KUNST-WERKE BERLIN e. V., which operates the KW Institute for Contemporary Art and mounts the Berlin Biennale for contemporary Art, is one of the most highly renowned international organizations for contemporary art and celebrates its 30th anniversary in 2021. Founded by Klaus Biesenbach, Alexandra Binswanger, Philipp von Doering, Clemens Homburger, and Alfonso Rutigliano in 1991 and led by Krist Gruijthuijsen since 2016, the KW Institute for Contemporary Art has established what was originally a dilapidated margarine factory in post-fall-of-the-Wall Berlin as a site of progressive practices in the international art field. In addition to seminal exhibition projects like when tekkno turns to sound of poetry (1995), Stand der Dinge (State of Affairs) (2000), Territories (2003), Regarding Terror: The RAF Exhibition (2005), One on One (2012/13), Fire and Forget. On Violence (2015), and The Making of Husbands: Christina Ramberg in Dialogue (2019/20), KW has showcased the art of Absalon, Kader Attia, Keren Cytter, Cyprien Gaillard, Douglas Gordon, Channa Horwitz, Carsten Höller, Renata Lucas, Hiwa K, Annette Kelm, Mika Rottenberg, Anri Sala, Christoph Schlingensief, Hassan Sharif, and many others. First held in 1998 and directed by Gabriele Horn since 2002, the Berlin Biennale for Contemporary Art brings artists, theorists, and other prominent figures from all over the world to the city every two years and has made vital contributions to emerging discourses in contemporary art.

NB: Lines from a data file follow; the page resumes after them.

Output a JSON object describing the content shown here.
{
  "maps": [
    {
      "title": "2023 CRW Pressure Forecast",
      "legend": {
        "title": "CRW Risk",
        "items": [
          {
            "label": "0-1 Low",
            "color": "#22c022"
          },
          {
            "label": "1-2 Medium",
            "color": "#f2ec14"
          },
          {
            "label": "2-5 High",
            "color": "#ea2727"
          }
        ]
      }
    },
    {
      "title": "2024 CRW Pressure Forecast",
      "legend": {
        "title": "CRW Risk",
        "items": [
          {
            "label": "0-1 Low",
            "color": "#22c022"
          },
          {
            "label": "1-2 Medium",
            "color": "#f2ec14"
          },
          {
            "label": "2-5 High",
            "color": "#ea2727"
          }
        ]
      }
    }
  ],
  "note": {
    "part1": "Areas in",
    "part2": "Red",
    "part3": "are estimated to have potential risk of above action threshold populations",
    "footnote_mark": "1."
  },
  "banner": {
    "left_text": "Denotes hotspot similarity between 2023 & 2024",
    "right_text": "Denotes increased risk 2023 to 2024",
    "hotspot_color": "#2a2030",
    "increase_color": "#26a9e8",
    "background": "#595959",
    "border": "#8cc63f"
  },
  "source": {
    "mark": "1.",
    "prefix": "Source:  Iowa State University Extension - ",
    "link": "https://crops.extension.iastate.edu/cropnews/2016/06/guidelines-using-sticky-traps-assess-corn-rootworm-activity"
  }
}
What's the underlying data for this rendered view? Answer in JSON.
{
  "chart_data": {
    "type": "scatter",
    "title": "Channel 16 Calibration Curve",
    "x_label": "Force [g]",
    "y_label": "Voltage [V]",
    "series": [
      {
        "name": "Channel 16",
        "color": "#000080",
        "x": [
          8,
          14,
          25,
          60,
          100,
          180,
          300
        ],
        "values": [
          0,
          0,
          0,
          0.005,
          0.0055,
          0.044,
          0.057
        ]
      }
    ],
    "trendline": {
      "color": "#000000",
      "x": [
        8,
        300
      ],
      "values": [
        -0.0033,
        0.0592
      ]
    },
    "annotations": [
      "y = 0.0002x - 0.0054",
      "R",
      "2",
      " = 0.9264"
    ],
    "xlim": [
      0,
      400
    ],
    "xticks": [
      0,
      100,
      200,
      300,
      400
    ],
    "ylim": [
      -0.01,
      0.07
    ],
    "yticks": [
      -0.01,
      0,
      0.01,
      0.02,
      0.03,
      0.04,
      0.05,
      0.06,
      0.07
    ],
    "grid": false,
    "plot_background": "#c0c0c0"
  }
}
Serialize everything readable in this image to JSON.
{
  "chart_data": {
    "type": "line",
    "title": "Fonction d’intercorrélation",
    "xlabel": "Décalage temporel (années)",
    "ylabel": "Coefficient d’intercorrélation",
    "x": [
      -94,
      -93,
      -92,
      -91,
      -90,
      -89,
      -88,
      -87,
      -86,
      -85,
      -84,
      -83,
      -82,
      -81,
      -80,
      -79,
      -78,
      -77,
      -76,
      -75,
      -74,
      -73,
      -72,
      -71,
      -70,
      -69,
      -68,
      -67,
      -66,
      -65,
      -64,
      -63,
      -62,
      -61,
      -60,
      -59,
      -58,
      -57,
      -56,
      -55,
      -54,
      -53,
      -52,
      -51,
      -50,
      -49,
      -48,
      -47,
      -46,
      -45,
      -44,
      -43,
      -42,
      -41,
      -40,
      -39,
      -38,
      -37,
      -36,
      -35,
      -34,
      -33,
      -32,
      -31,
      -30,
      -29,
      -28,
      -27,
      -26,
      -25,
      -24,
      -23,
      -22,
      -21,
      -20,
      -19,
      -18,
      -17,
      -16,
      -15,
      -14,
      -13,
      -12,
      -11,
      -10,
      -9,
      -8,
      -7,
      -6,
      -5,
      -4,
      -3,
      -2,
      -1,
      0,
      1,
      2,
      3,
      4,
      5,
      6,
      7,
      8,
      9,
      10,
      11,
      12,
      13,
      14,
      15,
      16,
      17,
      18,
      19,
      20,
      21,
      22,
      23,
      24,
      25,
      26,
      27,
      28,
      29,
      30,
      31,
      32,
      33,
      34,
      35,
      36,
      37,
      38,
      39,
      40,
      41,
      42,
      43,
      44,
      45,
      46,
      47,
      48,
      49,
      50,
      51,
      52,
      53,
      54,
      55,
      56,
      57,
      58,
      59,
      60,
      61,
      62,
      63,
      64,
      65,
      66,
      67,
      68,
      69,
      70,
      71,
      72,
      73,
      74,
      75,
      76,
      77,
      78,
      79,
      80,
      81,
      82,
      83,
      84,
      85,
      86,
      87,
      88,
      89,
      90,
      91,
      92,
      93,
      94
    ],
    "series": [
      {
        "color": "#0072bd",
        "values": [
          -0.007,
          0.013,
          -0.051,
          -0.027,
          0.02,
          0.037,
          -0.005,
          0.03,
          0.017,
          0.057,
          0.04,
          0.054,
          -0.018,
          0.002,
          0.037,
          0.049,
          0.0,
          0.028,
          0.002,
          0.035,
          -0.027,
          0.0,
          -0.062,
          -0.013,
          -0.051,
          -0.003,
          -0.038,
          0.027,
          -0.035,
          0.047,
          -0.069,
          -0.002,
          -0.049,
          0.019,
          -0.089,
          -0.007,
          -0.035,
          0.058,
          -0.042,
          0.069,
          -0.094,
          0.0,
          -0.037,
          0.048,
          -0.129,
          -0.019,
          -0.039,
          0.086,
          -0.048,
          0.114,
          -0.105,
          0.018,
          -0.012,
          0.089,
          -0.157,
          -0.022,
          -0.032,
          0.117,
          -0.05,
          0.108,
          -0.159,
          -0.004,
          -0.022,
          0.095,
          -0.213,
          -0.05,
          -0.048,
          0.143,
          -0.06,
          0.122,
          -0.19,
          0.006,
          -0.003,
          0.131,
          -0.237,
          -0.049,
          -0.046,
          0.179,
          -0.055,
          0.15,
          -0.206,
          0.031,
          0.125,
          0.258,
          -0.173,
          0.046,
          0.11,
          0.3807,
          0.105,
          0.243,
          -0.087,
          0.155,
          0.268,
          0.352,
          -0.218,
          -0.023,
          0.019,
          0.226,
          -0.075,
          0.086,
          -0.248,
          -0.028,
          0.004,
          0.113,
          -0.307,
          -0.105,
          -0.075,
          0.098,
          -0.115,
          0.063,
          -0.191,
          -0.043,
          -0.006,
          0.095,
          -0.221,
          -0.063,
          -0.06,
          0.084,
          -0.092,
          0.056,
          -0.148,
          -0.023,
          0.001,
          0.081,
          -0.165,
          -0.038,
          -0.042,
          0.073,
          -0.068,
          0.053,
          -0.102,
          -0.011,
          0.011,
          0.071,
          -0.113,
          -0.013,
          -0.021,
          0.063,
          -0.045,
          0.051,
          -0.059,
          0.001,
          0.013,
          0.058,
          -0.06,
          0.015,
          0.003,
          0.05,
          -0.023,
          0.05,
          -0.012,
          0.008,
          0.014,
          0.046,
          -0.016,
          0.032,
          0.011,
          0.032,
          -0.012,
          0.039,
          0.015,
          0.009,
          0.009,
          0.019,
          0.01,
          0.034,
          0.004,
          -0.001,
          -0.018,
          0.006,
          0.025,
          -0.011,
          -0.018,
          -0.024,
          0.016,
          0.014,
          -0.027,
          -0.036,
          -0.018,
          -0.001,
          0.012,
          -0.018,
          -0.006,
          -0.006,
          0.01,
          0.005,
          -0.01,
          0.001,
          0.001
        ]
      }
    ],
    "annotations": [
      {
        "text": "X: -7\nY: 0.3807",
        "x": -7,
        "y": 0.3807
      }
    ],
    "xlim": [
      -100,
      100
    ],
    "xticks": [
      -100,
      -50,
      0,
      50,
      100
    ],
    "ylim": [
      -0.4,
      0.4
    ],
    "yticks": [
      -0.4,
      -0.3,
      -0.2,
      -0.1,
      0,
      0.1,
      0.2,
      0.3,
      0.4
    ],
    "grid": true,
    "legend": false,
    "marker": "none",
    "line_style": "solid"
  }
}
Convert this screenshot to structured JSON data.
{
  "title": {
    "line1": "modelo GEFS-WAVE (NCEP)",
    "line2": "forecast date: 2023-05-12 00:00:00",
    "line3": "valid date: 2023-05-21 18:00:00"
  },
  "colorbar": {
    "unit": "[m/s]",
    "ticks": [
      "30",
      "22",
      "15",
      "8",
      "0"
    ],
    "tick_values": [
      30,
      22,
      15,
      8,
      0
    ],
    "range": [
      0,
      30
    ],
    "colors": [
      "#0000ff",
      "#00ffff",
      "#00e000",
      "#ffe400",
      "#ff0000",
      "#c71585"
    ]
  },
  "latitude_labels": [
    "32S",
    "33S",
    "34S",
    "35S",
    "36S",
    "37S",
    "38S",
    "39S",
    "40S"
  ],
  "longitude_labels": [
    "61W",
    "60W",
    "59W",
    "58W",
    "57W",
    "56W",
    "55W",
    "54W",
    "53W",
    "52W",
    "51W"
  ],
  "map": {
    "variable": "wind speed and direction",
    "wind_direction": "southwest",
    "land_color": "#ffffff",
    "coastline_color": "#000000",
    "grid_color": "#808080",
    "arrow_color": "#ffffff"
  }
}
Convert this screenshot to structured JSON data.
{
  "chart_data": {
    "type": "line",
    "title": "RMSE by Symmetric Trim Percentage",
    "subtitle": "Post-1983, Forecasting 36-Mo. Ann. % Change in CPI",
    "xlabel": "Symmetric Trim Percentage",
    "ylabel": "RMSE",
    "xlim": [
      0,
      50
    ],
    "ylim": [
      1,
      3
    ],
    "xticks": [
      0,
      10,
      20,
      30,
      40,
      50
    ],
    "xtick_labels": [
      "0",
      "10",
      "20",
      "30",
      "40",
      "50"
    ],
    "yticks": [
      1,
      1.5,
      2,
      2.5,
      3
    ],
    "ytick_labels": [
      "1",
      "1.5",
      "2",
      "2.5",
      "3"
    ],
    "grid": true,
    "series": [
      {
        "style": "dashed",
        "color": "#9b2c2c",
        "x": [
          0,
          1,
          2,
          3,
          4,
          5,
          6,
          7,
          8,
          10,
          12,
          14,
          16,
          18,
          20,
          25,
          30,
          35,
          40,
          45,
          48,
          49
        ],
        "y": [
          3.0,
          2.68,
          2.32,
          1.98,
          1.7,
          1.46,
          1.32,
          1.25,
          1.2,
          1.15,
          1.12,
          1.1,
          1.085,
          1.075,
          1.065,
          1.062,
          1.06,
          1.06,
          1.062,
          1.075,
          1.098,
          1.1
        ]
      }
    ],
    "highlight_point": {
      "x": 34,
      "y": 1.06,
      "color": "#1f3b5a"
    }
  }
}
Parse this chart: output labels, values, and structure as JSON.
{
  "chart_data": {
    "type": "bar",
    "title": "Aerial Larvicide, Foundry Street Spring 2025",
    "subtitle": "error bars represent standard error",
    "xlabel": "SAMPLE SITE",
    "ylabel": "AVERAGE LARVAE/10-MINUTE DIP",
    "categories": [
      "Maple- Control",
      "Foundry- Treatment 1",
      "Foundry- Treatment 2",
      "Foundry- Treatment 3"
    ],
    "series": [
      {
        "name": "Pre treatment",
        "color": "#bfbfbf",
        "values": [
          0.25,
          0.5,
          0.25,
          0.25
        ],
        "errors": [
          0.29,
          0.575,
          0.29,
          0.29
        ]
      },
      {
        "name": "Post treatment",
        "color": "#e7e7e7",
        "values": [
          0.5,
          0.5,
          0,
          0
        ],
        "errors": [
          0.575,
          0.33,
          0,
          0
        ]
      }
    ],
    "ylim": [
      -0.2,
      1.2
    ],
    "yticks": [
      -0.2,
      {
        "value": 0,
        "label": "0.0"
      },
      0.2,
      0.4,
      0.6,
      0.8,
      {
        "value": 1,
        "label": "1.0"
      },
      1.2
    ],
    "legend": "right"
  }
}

Released on occasion of the anniversary, this first comprehensive publication on KUNST-WERKE BERLIN e. V. is the fruit of Jenny Dirksen’s extensive research into the organization’s history. It presents selections from the sizable archive and unfurls a polyphonic institutional history, with a timeline running to over 300 pages, photographs, writings by Klaus Biesenbach, Jenny Dirksen, Susanne von Falkenhausen, Eva Scharrer, and Jan Verwoert, and recollections of contemporary observers and friends and associates of the KUNST-WERKE BERLIN from three decades.